The America of Pandemonium, obsessed as it is by the possibilities and consequences of demonic possession, is understandably full of people and social movements trying to understand and explain what’s going on. One of Del’s first steps along his journey to deal with his problem is a visit to the professional International Conference on Possession and its rival gathering DemoniCon. Things get even crazier when Del is contacted by a member of the Human League—yes, it is a reference to the somewhat cheesy ‘80s synth-pop band—whose members are convinced A. E. van Vogt was a prophet and his works, particularly Slan, are a guide to combating the demons. Their presence adds an element of conspiracy and paranoia to the story that is truly van Vogtian, which helps to give the novel more of a sinister edge.

The influence of Philip K. Dick is even more pervasive in Pandemonium. It begins with the revelation that in this reality Dick is still alive but has been possessed by a demon who represents himself as Valis, the Vast Active Living Intelligence System familiar to readers of Phil Dick’s last few novels. Interestingly enough, Valis’s possession is seemingly the one case of benign possession in the world. Phil Dick, under Valis’s influence, is portrayed as a relatively sociable, happy individual, rid of the obsessions and darkness that bothered him throughout too much of his life, and Del’s conversation with Valis is one of the real highlights of the novel.

While Valis makes an actual appearance in Pandemonium, it’s the early novels of Philip K. Dick that have a greater influence on the story itself.

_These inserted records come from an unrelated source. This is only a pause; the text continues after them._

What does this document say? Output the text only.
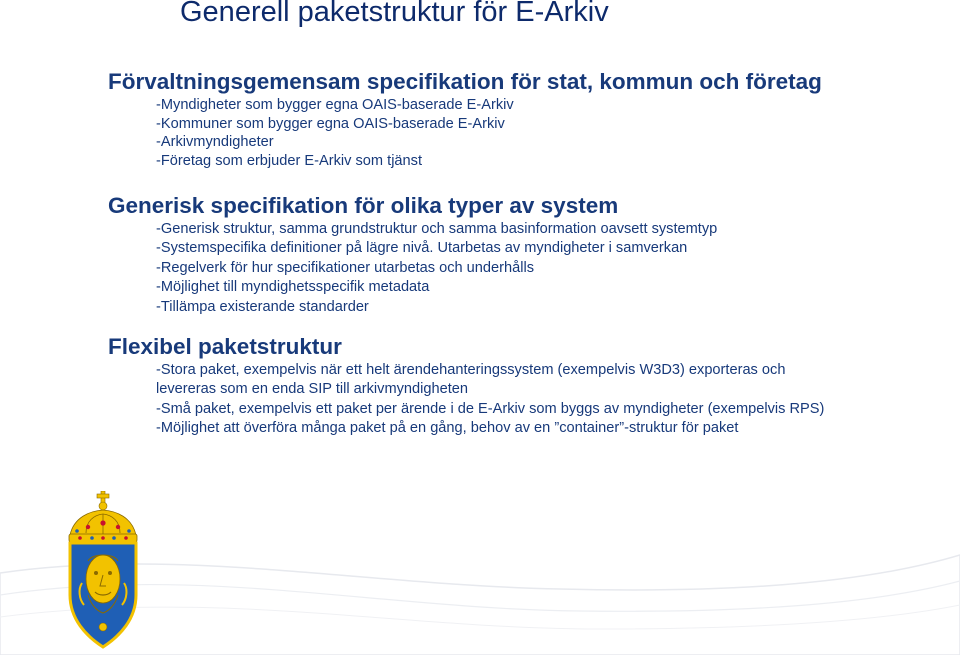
Generell paketstruktur för E-Arkiv
Förvaltningsgemensam specifikation för stat, kommun och företag
-Myndigheter som bygger egna OAIS-baserade E-Arkiv
-Kommuner som bygger egna OAIS-baserade E-Arkiv
-Arkivmyndigheter
-Företag som erbjuder E-Arkiv som tjänst
Generisk specifikation för olika typer av system
-Generisk struktur, samma grundstruktur och samma basinformation oavsett systemtyp
-Systemspecifika definitioner på lägre nivå. Utarbetas av myndigheter i samverkan
-Regelverk för hur specifikationer utarbetas och underhålls
-Möjlighet till myndighetsspecifik metadata
-Tillämpa existerande standarder
Flexibel paketstruktur
-Stora paket, exempelvis när ett helt ärendehanteringssystem (exempelvis W3D3) exporteras och
levereras som en enda SIP till arkivmyndigheten
-Små paket, exempelvis ett paket per ärende i de E-Arkiv som byggs av myndigheter (exempelvis RPS)
-Möjlighet att överföra många paket på en gång, behov av en ”container”-struktur för paket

The reality inversions of novels like Time out of Joint and The World Jones Made are an obvious source of inspiration for what Gregory is up to in Pandemonium from the creation of its alternate reality to the eventual resolution of its plot. The influence of Philip K. Dick is, of course, pervasive throughout modern science fiction, but what Daryl Gregory has accomplished in Pandemonium lies not so much in invoking the style of Philip K. Dick as it does in adopting Dick’s methods, especially the ability to lead the reader into a reality that both the novel’s characters and the reader believe to be one thing, while actually being another. That methodology, along with a setting immersed in the popular culture of late twentieth- and early twenty-first-century America, makes Pandemonium a novel that offers surprises, insight, and amusement on nearly every page.

It’s an old saying of the theatre that great performers always leave their audience wanting more. Pandemonium has a measure of that quality in that reaching the end of the story leaves the reader wanting to know more of this world and the characters who inhabit it. This is especially true when towards the end of the novel, the Human League and its preoccupation with van Vogtian reality fade out of the main story. Philip K. Dick fans would also probably not mind another look at Valis and the fascinating portrayal of a possessed science fiction writer. But there’s also the probability that expanding Pandemonium into a longer book could have made the story feel bloated and overwrought. Instead, Pandemonium rushes by like an out-of-control freight train driven by Smokestack Johnny, throwing scenes, impressions, and references at the reader so fast that the next one whizzes by before the previous one can fully register.

In its vision of an America dominated by pop culture and its combination of humor and darkness, Pandemonium joins Minister Faust’s The Coyote Kings of the Space-Age Bachelor Pad as a first novel that swims confidently against the tide of grand space opera and epic fantasy that dominates much of current science fiction and fantasy. And like the Minister Faust novel, Pandemonium is the work of a young writer willing to play with the conventions of science fiction and fantasy and turn them in to a fresh, new vision of the world we live in.